The average returns of all schemes on the YTD basis are 2.33%, which is at par with the 2.34% returns by NIFTY 50 Arbitrage. For the year 2023, the average return was 7.34%, while the benchmark index registered a slightly higher figure of 8.11%.
Did you know?
The Nifty 50 Arbitrage Index aims to measure the performance of such arbitrage strategies. The index measures the performance of a portfolio involving investment in equity and equivalent short-position equity futures, short-term debt market investments and cash.
Conclusion
Arbitrage funds offer a unique proposition for investors seeking low-risk, steady returns and low taxes. Their capacity to leverage price disparities between markets possesses the potential to serve as a dependable revenue stream while functioning as a safeguard against market instability. However, they do come with limitations, such as lower overall returns than some investments. Therefore, the decision to opt for this fund should be taken after careful consideration.
Remember that every investment carries some level of risk, and it is important to weigh the benefits against the risks involved. Always consult a financial advisor to align your choices with your financial objectives.

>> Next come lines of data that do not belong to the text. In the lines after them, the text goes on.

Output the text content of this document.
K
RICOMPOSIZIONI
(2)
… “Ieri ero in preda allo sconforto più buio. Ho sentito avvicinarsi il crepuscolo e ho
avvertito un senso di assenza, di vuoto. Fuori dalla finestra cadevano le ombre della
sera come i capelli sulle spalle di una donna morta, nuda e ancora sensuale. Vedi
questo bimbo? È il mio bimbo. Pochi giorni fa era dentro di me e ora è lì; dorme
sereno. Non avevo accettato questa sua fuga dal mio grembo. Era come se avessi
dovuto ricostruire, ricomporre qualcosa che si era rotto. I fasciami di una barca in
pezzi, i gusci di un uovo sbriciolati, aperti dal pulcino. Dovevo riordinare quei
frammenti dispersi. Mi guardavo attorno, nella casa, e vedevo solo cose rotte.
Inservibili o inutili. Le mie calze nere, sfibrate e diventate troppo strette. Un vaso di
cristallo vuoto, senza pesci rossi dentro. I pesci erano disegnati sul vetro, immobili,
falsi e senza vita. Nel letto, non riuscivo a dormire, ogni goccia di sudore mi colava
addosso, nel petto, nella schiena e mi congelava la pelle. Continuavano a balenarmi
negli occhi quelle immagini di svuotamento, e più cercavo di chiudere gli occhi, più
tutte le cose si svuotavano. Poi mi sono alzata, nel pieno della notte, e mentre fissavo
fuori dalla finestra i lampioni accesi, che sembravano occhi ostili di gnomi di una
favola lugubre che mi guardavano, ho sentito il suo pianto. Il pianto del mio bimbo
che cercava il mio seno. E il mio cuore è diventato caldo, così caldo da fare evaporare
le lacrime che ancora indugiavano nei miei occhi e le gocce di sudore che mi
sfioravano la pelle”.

Frequently Asked Questions (FAQs)
What are Arbitrage Funds?
Arbitrage mutual funds are funds that exploit the price difference between markets to generate returns.
Are Arbitrage Funds riskier than other mutual funds?
Arbitrage funds are generally low-risk because they do not rely on overall market direction. However, there is always some inherent risk in any investment.
Who should invest in Arbitrage Funds?
Investors seeking low-risk, steady returns and lower taxes can choose to invest in Arbitrage funds.
How are Arbitrage Funds taxed in India?
Arbitrage funds are taxed like any other equity mutual fund. They are taxed on the basis of Short Term Capital Gains (STCG) and Long Term Capital Gains (LTCG).
How do Arbitrage Funds work?
One way Arbitrage funds work is to buy stock in the cash market and simultaneously sell it through a futures contract at a higher price in the futures market, pocketing the profit when the contract matures.